Privy Council spokesman Stephane Shank said $10 million of the new money will be used to extend an existing $30 million campaign the Public Health Agency of Canada has been running. Another $12 million will extend an existing $10 million ad campaign by the Finance department "promoting economic supports for businesses and individuals."
The remaining $26.7 million being added to the Privy Council's budget will be spent on "other advertising departmental initiatives related to COVID-19 as necessary."
Shank said the money will ensure Canadians receive important information about how to stay safe and healthy, and how to access government programs.
"These efforts have and will continue to provide critical information to Canadians throughout the pandemic in four key areas: public health information, financial support for individuals, financial support for business and the economy and public safety and security information including travel advice," wrote Shank.
While the amount pales in comparison to the billions of dollars the government is shovelling out the door to help both Canadians and companies hit by the pandemic, government spending on advertising has previously triggered controversy. For example, the "economic action plan" advertising by Stephen Harper's government was sharply criticized by both the NDP and Liberals, including Justin Trudeau.
This time, critics say the money being spent to advertise the government's messages on COVID-19 could be better used helping Canadians hit hard by the pandemic.
New Democratic Party House Leader Peter Julian said the money is needed by Canadians.
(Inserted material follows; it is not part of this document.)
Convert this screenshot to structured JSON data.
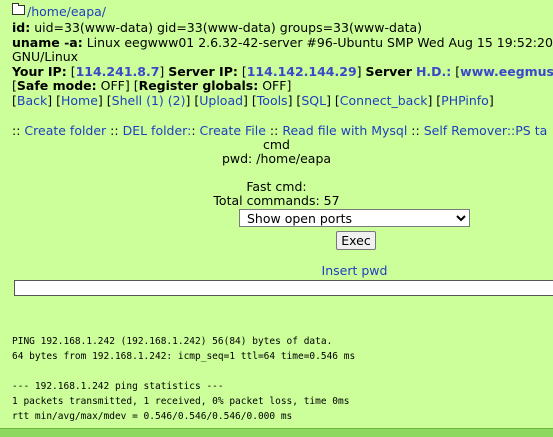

"When we're talking about marketing at a time of pandemic, every single dollar that the federal government has available needs to go to support families and seniors, small business people, students. People who are struggling to get through this pandemic," said Julian.
"For tens of millions of dollars to go to marketing at this critical time, it just defies belief. It shows that the government's priorities are not in the right place. They really need to make sure that those resources are invested to support Canadians."
Conservative Treasury Board Critic Tim Uppal said the new money for Privy Council is on top of existing budgets.
"So now, we have additional funds that are on top of all the other departments that are also spending money on communications and marketing," Uppal said. "It's starting to look like this government is very concerned about their communications and marketing plan."
Julian and Uppal also question why the money is being added to the budget of the Privy Council, rather than individual departments like Health Canada or the Public Health Agency of Canada.
"I don't think anyone would have difficulty if they were increasing the budget for the Public Health Agency," said Julian.
"The Privy Council Office has traditionally been the political support for the prime minister and as a result of that, it's doubling disturbing that at a time when so many people are struggling and so many people are looking for resources just to get them through the month that the federal government and Mr. Trudeau are choosing to spend tens of millions of dollars on marketing."